Whitaker as the nation’s top law enforcement official “would never pass the advice and consent test,” Blumenthal said in the statement. Whitaker has “indicated an extreme hostility to the special counsel and has provided a virtual road map” to “strangle” Mueller’s investigation, he said later at a news conference.
“What we are witnessing right now is a slow-motion Saturday night massacre,” Blumenthal said. “The strategy of the administration here seems to be to avoid the kind of firestorm that happened under Richard Nixon.”
Washington-based Supreme Court litigator Tom Goldstein last week filed papers asking the justices to replace Whitaker’s name with Deputy Attorney General Rod Rosenstein’s in a case in which Whitaker is listed as acting attorney general, claiming that Whitaker’s appointment violated federal law as well as the Constitution. The issue has also been raised in a Maryland federal court lawsuit defending Obamacare filed by that state’s Democratic attorney general, Brian Frosh, and in a separate St. Louis federal court case.

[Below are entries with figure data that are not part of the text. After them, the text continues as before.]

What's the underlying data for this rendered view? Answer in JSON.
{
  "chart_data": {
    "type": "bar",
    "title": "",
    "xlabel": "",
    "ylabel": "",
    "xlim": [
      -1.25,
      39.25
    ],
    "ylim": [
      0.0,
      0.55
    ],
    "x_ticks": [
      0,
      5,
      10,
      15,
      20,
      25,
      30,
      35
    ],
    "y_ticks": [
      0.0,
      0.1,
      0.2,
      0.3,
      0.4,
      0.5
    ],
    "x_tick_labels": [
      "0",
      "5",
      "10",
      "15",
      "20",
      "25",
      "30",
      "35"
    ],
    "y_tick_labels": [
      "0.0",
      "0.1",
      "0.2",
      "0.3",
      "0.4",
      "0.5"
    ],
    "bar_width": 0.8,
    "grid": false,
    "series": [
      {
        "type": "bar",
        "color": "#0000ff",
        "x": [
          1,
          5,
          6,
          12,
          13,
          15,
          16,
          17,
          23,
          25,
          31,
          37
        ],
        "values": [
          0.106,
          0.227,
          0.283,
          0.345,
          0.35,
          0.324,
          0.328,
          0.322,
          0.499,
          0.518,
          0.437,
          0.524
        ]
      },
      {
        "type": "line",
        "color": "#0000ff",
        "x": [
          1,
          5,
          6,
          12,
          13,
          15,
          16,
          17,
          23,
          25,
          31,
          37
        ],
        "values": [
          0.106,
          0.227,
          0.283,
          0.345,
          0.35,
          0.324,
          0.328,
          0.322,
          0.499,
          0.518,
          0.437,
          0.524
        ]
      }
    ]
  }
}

“President Trump has shown utter disregard for the bedrock constitutional plan for top executive-branch officials to receive the advice and consent of the Senate before taking office,” said Elizabeth Wydra, president of the Constitutional Accountability Center, one of two public interest groups litigating the challenge.
Whitaker previously served as Sessions’s chief of staff, a post that didn’t require Senate confirmation.
The case is Blumenthal v. Whitaker, 18-cv-2664, U.S. District Court, District of Columbia (Washington).